Kung fu incorporates not only Buddhist philosophy, but also the philosophy of Taoism (pronounced ‘Daoism’). The teachings of the founder of Taoism, Lao Tzu and his manuscript the ‘Tao Te Ching’ have been incorporated into the teachings of KF, teaching us how to live in harmony with nature and within ourselves.
Over the centuries, Shaolin monks incorporated many different animal styles into their KF, On his journey from India to China, the Bodhidharma developed a fighting system based on his observations of the way animals fought in the wild. Arriving at the Shaolin Temple, he put the monks to work learning his fighting system. The animal styles became so numerous that the virtues of all animal styles had to be summed up, hence the five animals of Kung fu. These are:
The tiger , representing power and ferocity Shaolin tiger style kung fu is direct, powerful and decisive. Since tigers have no predators, tiger kung fu is all offense. The crane , representing speed and fluidity, relies on elegance, patience and evasion. Crane kung fu allows an opponent to use their energy to defeat themselves. The snake , representing speed and accuracy, strikes are lightning quick, like a snake biting an enemy. The leopard , teaching us to use our heads and to think in our fighting , and the dragon relies on internal strength and power. It utilizes soft, circular motions that coalesce into sudden destructive power, representing the mastery of all styles, thus making them one.

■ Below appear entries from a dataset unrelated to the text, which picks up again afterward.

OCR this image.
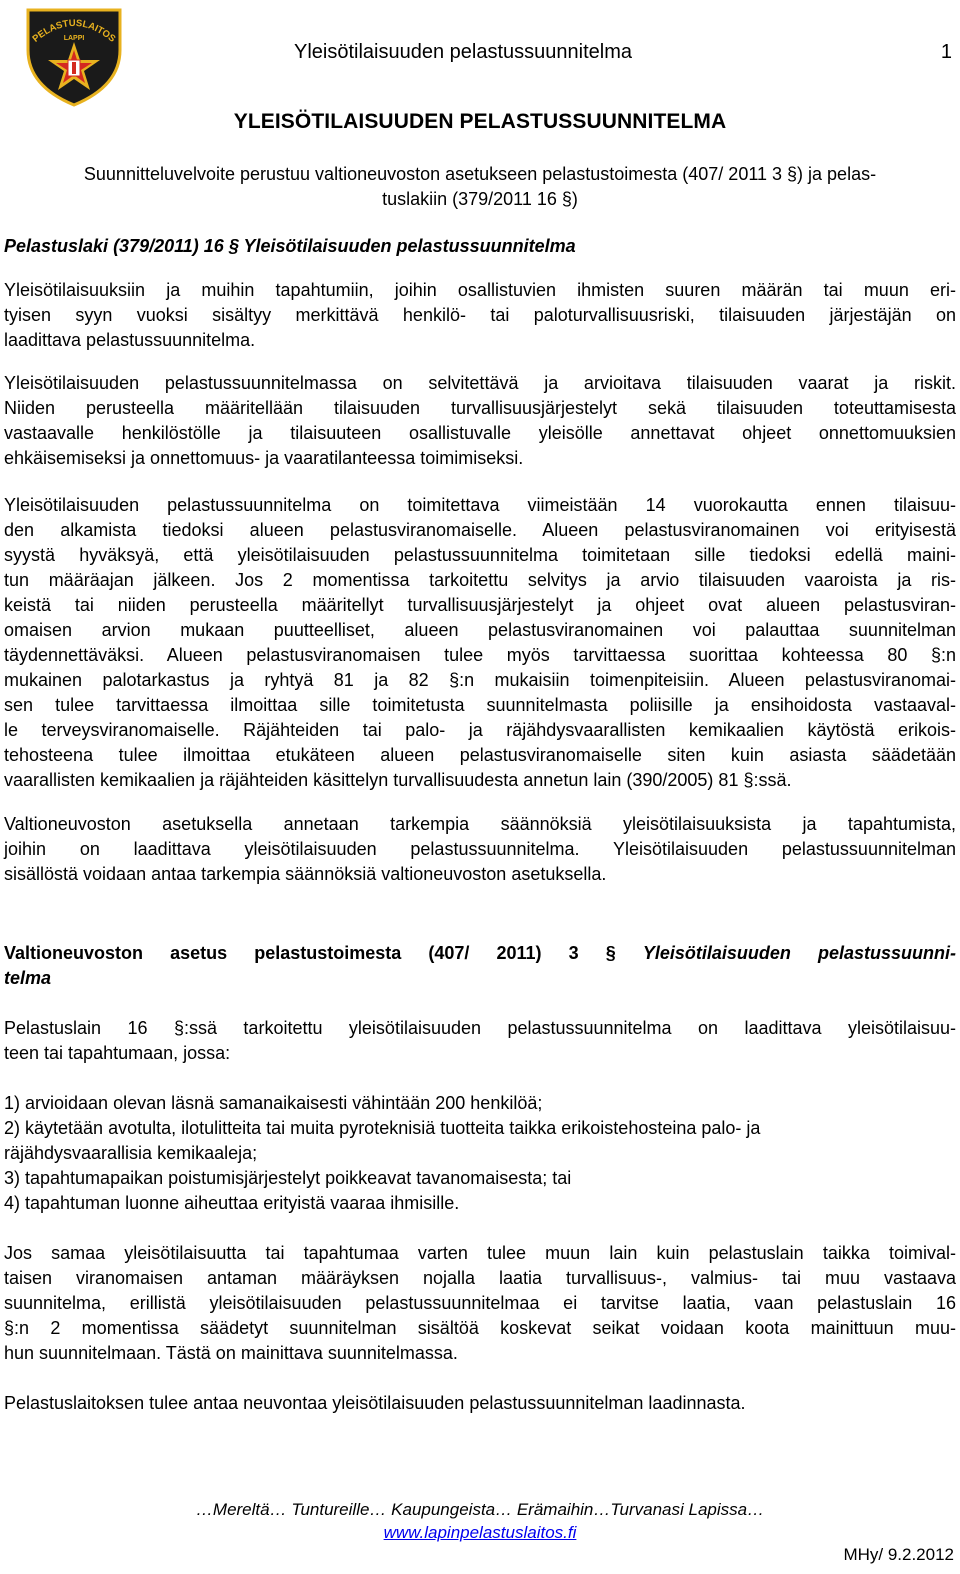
PELASTUSLAITOS
LAPPI
Yleisötilaisuuden pelastussuunnitelma	1
YLEISÖTILAISUUDEN PELASTUSSUUNNITELMA
Suunnitteluvelvoite perustuu valtioneuvoston asetukseen pelastustoimesta (407/ 2011 3 §) ja pelas-
tuslakiin (379/2011 16 §)
Pelastuslaki (379/2011) 16 § Yleisötilaisuuden pelastussuunnitelma
Yleisötilaisuuksiin ja muihin tapahtumiin, joihin osallistuvien ihmisten suuren määrän tai muun eri-
tyisen syyn vuoksi sisältyy merkittävä henkilö- tai paloturvallisuusriski, tilaisuuden järjestäjän on
laadittava pelastussuunnitelma.
Yleisötilaisuuden pelastussuunnitelmassa on selvitettävä ja arvioitava tilaisuuden vaarat ja riskit.
Niiden perusteella määritellään tilaisuuden turvallisuusjärjestelyt sekä tilaisuuden toteuttamisesta
vastaavalle henkilöstölle ja tilaisuuteen osallistuvalle yleisölle annettavat ohjeet onnettomuuksien
ehkäisemiseksi ja onnettomuus- ja vaaratilanteessa toimimiseksi.
Yleisötilaisuuden pelastussuunnitelma on toimitettava viimeistään 14 vuorokautta ennen tilaisuu-
den alkamista tiedoksi alueen pelastusviranomaiselle. Alueen pelastusviranomainen voi erityisestä
syystä hyväksyä, että yleisötilaisuuden pelastussuunnitelma toimitetaan sille tiedoksi edellä maini-
tun määräajan jälkeen. Jos 2 momentissa tarkoitettu selvitys ja arvio tilaisuuden vaaroista ja ris-
keistä tai niiden perusteella määritellyt turvallisuusjärjestelyt ja ohjeet ovat alueen pelastusviran-
omaisen arvion mukaan puutteelliset, alueen pelastusviranomainen voi palauttaa suunnitelman
täydennettäväksi. Alueen pelastusviranomaisen tulee myös tarvittaessa suorittaa kohteessa 80 §:n
mukainen palotarkastus ja ryhtyä 81 ja 82 §:n mukaisiin toimenpiteisiin. Alueen pelastusviranomai-
sen tulee tarvittaessa ilmoittaa sille toimitetusta suunnitelmasta poliisille ja ensihoidosta vastaaval-
le terveysviranomaiselle. Räjähteiden tai palo- ja räjähdysvaarallisten kemikaalien käytöstä erikois-
tehosteena tulee ilmoittaa etukäteen alueen pelastusviranomaiselle siten kuin asiasta säädetään
vaarallisten kemikaalien ja räjähteiden käsittelyn turvallisuudesta annetun lain (390/2005) 81 §:ssä.
Valtioneuvoston asetuksella annetaan tarkempia säännöksiä yleisötilaisuuksista ja tapahtumista,
joihin on laadittava yleisötilaisuuden pelastussuunnitelma. Yleisötilaisuuden pelastussuunnitelman
sisällöstä voidaan antaa tarkempia säännöksiä valtioneuvoston asetuksella.
Valtioneuvoston asetus pelastustoimesta (407/ 2011) 3 § Yleisötilaisuuden pelastussuunni-
telma
Pelastuslain 16 §:ssä tarkoitettu yleisötilaisuuden pelastussuunnitelma on laadittava yleisötilaisuu-
teen tai tapahtumaan, jossa:
1) arvioidaan olevan läsnä samanaikaisesti vähintään 200 henkilöä;
2) käytetään avotulta, ilotulitteita tai muita pyroteknisiä tuotteita taikka erikoistehosteina palo- ja
räjähdysvaarallisia kemikaaleja;
3) tapahtumapaikan poistumisjärjestelyt poikkeavat tavanomaisesta; tai
4) tapahtuman luonne aiheuttaa erityistä vaaraa ihmisille.
Jos samaa yleisötilaisuutta tai tapahtumaa varten tulee muun lain kuin pelastuslain taikka toimival-
taisen viranomaisen antaman määräyksen nojalla laatia turvallisuus-, valmius- tai muu vastaava
suunnitelma, erillistä yleisötilaisuuden pelastussuunnitelmaa ei tarvitse laatia, vaan pelastuslain 16
§:n 2 momentissa säädetyt suunnitelman sisältöä koskevat seikat voidaan koota mainittuun muu-
hun suunnitelmaan. Tästä on mainittava suunnitelmassa.
Pelastuslaitoksen tulee antaa neuvontaa yleisötilaisuuden pelastussuunnitelman laadinnasta.
…Mereltä… Tuntureille… Kaupungeista… Erämaihin…Turvanasi Lapissa…
www.lapinpelastuslaitos.fi
MHy/ 9.2.2012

Through mastering the different animal styles one can achieve a balance in our training. A balance between power and speed, between soft and hard, between ferocity and calmness. This balance is carried forth into our daily lives, helping us to create a perfect harmony between ourselves and others in our lives.

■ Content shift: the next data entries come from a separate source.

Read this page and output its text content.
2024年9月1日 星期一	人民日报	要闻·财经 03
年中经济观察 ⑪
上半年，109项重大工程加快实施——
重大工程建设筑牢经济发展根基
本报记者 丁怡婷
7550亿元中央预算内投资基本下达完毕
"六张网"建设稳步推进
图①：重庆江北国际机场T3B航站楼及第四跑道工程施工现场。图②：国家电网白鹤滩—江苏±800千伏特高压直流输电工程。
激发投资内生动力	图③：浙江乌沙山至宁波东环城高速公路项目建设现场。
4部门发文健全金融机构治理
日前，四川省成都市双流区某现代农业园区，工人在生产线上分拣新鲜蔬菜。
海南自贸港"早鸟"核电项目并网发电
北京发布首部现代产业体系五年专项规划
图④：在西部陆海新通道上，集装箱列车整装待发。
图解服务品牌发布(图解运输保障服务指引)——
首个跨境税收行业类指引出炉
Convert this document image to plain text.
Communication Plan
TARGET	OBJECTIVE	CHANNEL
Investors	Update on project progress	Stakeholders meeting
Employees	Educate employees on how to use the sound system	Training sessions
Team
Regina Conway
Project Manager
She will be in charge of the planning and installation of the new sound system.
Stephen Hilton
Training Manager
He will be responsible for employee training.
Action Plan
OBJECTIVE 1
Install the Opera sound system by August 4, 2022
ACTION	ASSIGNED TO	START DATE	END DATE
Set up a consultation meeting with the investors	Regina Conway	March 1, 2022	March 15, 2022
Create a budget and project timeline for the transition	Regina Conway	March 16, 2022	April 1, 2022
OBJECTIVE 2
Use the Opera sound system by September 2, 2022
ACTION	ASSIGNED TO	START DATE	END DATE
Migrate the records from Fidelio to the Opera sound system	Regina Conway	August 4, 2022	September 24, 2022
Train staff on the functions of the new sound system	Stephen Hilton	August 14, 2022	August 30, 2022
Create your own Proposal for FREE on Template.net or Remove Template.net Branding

Kung fu training is designed to not only help the individual with his self defense, but to build our fitness, focus, discipline and confidence.

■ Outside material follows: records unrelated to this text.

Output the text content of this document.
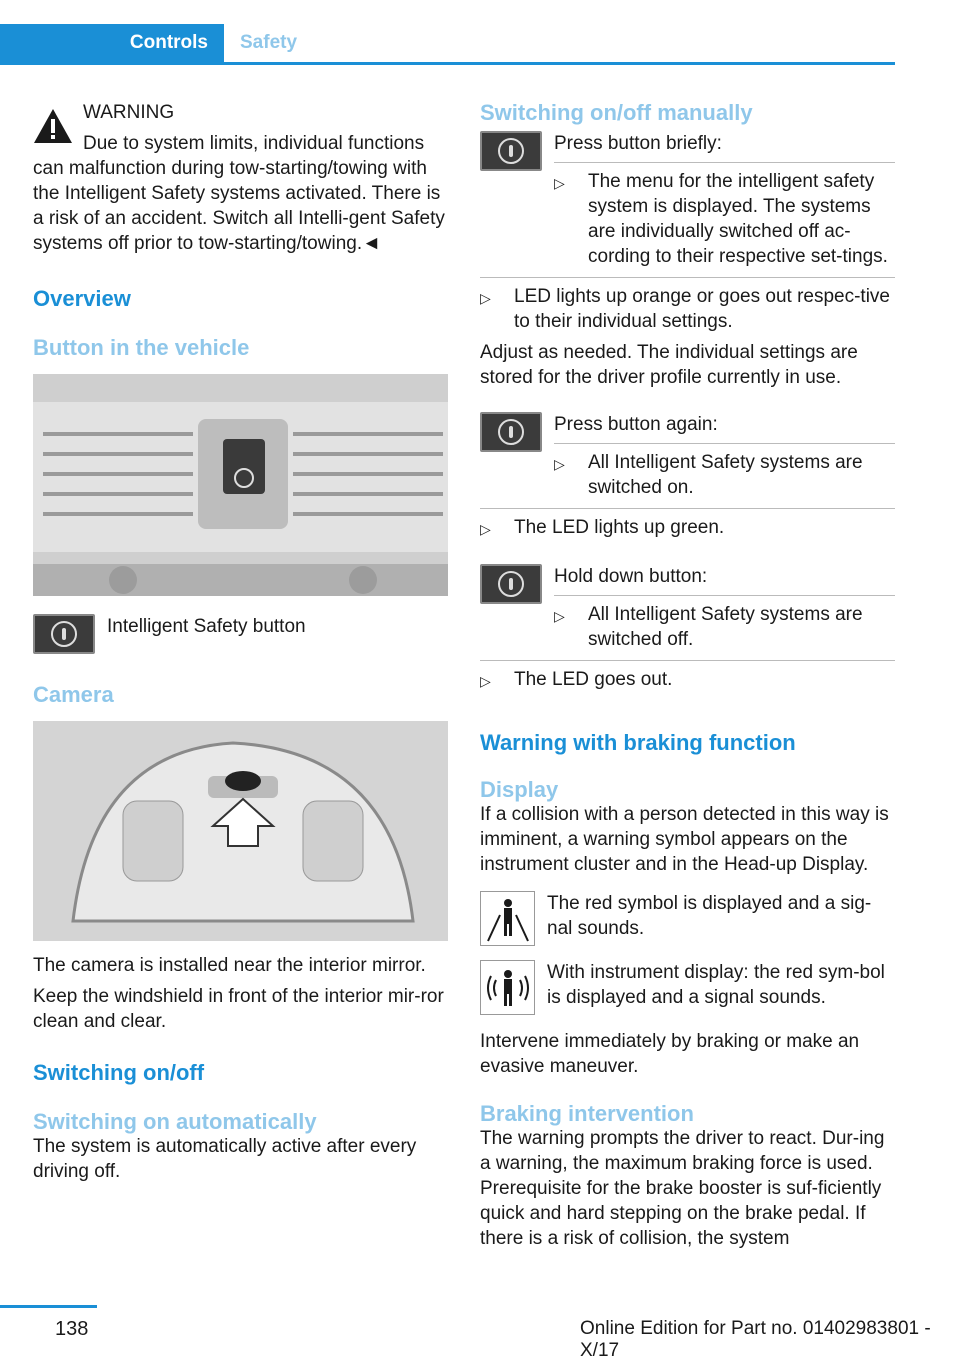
Controls	Safety

WARNING

Due to system limits, individual functions can malfunction during tow-starting/towing with the Intelligent Safety systems activated. There is a risk of an accident. Switch all Intelli-gent Safety systems off prior to tow-starting/towing.◄

Overview

Button in the vehicle

Intelligent Safety button

Camera

The camera is installed near the interior mirror.

Keep the windshield in front of the interior mir-ror clean and clear.

Switching on/off

Switching on automatically

The system is automatically active after every driving off.

Switching on/off manually

Press button briefly:

▷	The menu for the intelligent safety system is displayed. The systems are individually switched off ac-cording to their respective set-tings.

▷	LED lights up orange or goes out respec-tive to their individual settings.

Adjust as needed. The individual settings are stored for the driver profile currently in use.

Press button again:

▷	All Intelligent Safety systems are switched on.

▷	The LED lights up green.

Hold down button:

▷	All Intelligent Safety systems are switched off.

▷	The LED goes out.

Warning with braking function

Display

If a collision with a person detected in this way is imminent, a warning symbol appears on the instrument cluster and in the Head-up Display.

The red symbol is displayed and a sig-nal sounds.

With instrument display: the red sym-bol is displayed and a signal sounds.

Intervene immediately by braking or make an evasive maneuver.

Braking intervention

The warning prompts the driver to react. Dur-ing a warning, the maximum braking force is used. Prerequisite for the brake booster is suf-ficiently quick and hard stepping on the brake pedal. If there is a risk of collision, the system

138	Online Edition for Part no. 01402983801 - X/17
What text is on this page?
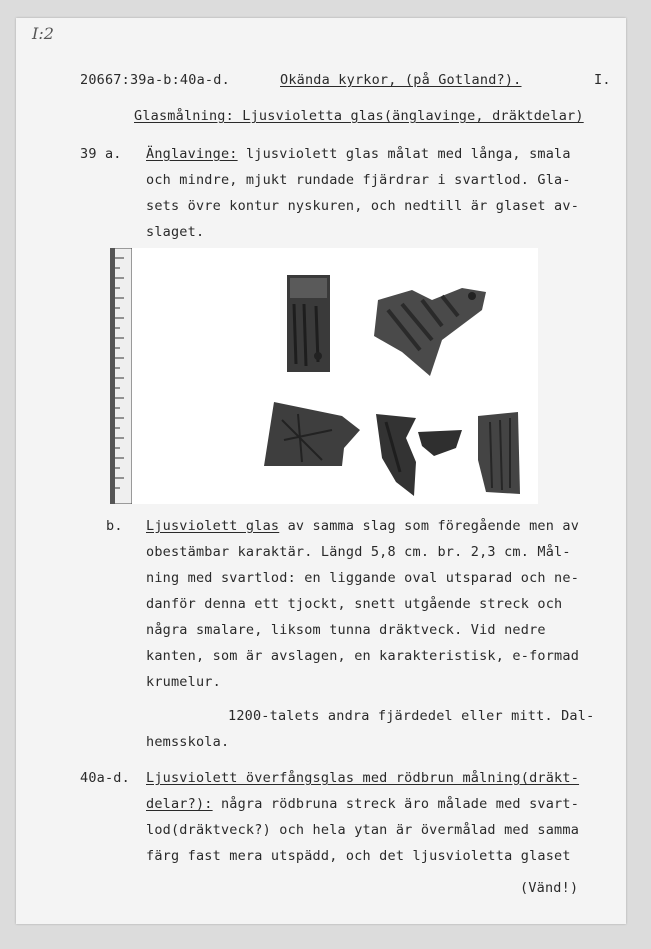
I:2
20667:39a-b:40a-d.	Okända kyrkor, (på Gotland?).	I.
Glasmålning: Ljusvioletta glas(änglavinge, dräktdelar)
39 a. Änglavinge: ljusviolett glas målat med långa, smala
och mindre, mjukt rundade fjärdrar i svartlod. Gla-
sets övre kontur nyskuren, och nedtill är glaset av-
slaget.
b. Ljusviolett glas av samma slag som föregående men av
obestämbar karaktär. Längd 5,8 cm. br. 2,3 cm. Mål-
ning med svartlod: en liggande oval utsparad och ne-
danför denna ett tjockt, snett utgående streck och
några smalare, liksom tunna dräktveck. Vid nedre
kanten, som är avslagen, en karakteristisk, e-formad
krumelur.
1200-talets andra fjärdedel eller mitt. Dal-
hemsskola.
40a-d. Ljusviolett överfångsglas med rödbrun målning(dräkt-
delar?): några rödbruna streck äro målade med svart-
lod(dräktveck?) och hela ytan är övermålad med samma
färg fast mera utspädd, och det ljusvioletta glaset
(Vänd!)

Through KF training, eight wisdoms of KF are thought : respect, loyalty, tolerance, perseverance, patience, dignity, humility and honor.
These wisdoms are of help not only for the training, but also to be successful in everything that we do In our fast paced lives that often cause us stress and anxiety – goes without saying in times of hardship such as the financial crisis that we are facing now.
I look nostalgic at old photos taken almost 30 years ago in particular one of myself in a light green scarf and a red sweater visiting a communist China before the Coca Cola regime. Such a long ago….
I stare inquisitively at those pictures depicting children with colorful coats wandering what else I could learn from their country, such a giant player with a voluntarily an erased past…The answer to my question comes almost instantaneously as my eyes in disbelief are reading an article from last week Telegraph that says- quote: ”
” The temple in central Henan province, famous as the birthplace of kung fu, has established an eBay-style store selling Shaolin branded merchandise on China’s TaoBao auction site.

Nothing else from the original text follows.